You note in the paper that these findings come just one year into a multi-year study. What additional outcomes will your team be looking at in the months and years to come?

Lisa: We go back every year to talk to the families at about the time of the focal child’s birthday, and we’ve had excellent retention rates, balanced across high and low cash gift groups and locations. By this summer, we will have four data points: just after birth, age one, age two, and age three. We have information on spending, labor supply, household composition, maternal well-being, the child’s home environment, material hardship, income and benefits, and relationships with partners. We are analyzing that data now. In the next several months, those findings will be out in the public through working papers and peer-reviewed publications. 
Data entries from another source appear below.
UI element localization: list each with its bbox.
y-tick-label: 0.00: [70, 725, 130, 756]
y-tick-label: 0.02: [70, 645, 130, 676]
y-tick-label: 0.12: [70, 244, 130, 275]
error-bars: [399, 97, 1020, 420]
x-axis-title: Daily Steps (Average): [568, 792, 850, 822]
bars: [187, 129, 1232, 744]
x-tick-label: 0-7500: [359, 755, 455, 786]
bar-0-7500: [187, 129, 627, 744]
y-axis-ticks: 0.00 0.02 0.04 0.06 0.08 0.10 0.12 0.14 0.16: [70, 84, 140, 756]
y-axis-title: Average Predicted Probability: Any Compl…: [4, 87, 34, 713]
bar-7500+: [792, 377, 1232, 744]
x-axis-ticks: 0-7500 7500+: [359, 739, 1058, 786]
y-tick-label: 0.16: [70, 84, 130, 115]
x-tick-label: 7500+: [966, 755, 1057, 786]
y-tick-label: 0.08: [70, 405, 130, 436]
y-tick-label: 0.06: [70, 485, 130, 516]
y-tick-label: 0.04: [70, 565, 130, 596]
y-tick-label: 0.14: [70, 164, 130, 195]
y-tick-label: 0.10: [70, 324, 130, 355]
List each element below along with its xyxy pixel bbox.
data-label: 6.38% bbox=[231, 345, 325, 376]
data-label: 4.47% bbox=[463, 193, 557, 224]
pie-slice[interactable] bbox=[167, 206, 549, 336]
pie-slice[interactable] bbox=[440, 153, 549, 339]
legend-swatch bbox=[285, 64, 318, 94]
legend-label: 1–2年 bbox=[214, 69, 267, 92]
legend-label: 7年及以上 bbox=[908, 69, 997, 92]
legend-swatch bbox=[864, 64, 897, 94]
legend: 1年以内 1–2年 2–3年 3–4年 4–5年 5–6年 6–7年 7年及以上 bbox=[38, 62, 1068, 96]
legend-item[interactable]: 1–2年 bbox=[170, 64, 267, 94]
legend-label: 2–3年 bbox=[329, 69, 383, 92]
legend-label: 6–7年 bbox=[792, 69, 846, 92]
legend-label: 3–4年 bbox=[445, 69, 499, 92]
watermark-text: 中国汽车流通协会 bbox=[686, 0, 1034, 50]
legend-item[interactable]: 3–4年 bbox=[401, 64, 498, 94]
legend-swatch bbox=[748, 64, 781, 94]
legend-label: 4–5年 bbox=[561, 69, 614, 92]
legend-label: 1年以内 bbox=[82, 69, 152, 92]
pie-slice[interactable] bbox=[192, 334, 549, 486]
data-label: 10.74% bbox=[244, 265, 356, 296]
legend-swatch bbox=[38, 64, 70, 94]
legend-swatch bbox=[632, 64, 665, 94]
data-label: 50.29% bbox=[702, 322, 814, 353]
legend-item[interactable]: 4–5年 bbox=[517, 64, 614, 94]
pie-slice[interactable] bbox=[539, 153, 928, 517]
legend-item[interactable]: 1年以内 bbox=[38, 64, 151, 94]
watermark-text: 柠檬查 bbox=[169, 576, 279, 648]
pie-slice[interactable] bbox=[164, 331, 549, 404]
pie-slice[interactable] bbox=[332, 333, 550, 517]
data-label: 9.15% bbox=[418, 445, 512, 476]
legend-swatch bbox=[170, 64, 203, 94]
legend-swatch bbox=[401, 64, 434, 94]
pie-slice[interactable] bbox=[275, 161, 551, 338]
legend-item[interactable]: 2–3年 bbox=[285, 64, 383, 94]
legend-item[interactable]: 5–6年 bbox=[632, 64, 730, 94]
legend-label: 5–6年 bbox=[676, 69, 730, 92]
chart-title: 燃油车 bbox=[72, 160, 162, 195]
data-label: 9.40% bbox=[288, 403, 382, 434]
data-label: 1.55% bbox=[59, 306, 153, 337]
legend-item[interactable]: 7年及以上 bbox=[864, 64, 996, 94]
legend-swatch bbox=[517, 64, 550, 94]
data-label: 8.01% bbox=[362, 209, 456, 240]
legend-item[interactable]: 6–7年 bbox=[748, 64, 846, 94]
Kimberly: When we first enrolled moms, it was a three-year study. After we pivoted to phone-based data collection due to the pandemic, our funders generously agreed to extend the cash gift for an additional year, enabling us to push our capstone wave of in-person data collection to the children’s fourth birthdays. This data collection is set to kick off this summer, and we are optimistic that we’ll be able to invite families into our university lab to collect data over the course of twelve months. We will conduct cognitive and behavioral assessments with the kids and measure brain activity again, and hopefully in a much larger sample. We will also measure stress hormones from both moms and kids, mom’s cognitive bandwidth, environmental influences on genes, and other indicators of physical health.

We’re also raising funds to extend the cash gifts an additional two years, which will get us to the child’s sixth birthday—essentially the entire period before the start of formal schooling. Our hope is to follow these kids much longer-term, ideally through adulthood.